DWARF (5) is standard that specifies a format for describing programs such that debugging is possible. I.e., it provides a way to describe a program so that things like function symbols, global variables etc can be mapped to addresses, stacks can be unwound and so on.

DWARF tries to be both architecture and language agonistic. It can support many different languages, including C and C++ to name the ones I use, at least.

The debugging information entries are contained in the .debug_info section of an object file.

A DWARF blob is a series of Debugging Information Entries (DIEs) that are arranged as a tree flattened in prefix order:

DIE {
    identifying tag;
    attributes = [
        {
            attribute name,
            ... data ...
        },
        ...
    ];
}

The top level DIEs should be Compilation Units (CUs):

For each compilation unit compiled with a DWARF producer, a contribution is made to the .debug_info section of the object file. Each such contribution consists of a compilation unit header ... followed by a single DW_TAG_compile_unit or DW_TAG_partial_unit debugging information entry, together with its children ...

-- DWARF Debugging Information Format, Version 5, February 13, 2017

DIEs can own other DIEs to form a tree structure so that program constructs like block structures can be described:

A variety of needs can be met by permitting a single debugging information entry to "own" an arbitrary number of other debugging entries and by permitting the same debugging information entry to be one of many owned by another debugging information entry.

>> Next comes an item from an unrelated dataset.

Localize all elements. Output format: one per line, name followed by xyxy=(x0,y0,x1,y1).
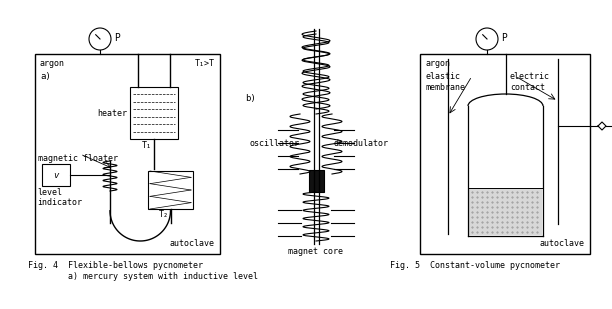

This makes it possible, for example, to describe the static block structure within a source file, to show the members of a structure, union, or class, and to associate declarations with source files or source files with shared object files.

The ownership relationship of debugging information entries is achieved naturally because the debugging information is represented as a tree.

...

The tree itself is represented by flattening it in prefix order.

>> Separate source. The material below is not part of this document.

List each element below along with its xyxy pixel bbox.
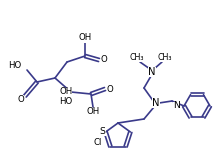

-- DWARF Debugging Information Format, Version 5, February 13, 2017 (emphasis mine)

One should use existing libraries to access DWARF debug information (e.g. libdwarf, used on FreeBSD or libbfd, as used by GNU binutils) and as such the unit header isn't important, but understanding that the structure is a CU DIE followed by children and siblings is important when using some of the APIs (I'm thinking libdwarf here that has functions like dwarf_siblingof(), dwarf_child() etc - I've not looked at libbfd (yet)).

The libdwarf library does have some oddities, for example the _a, _b, etc function suffixes for API upgrades etc. There are other alternatives to libdwarf, including:

  1. libbfd
  2. liblibdw from elfutils
  3. Gimli (written in Rust)..
  4. libelfin (doesn't appear to be in active development - only up for DWARF v4).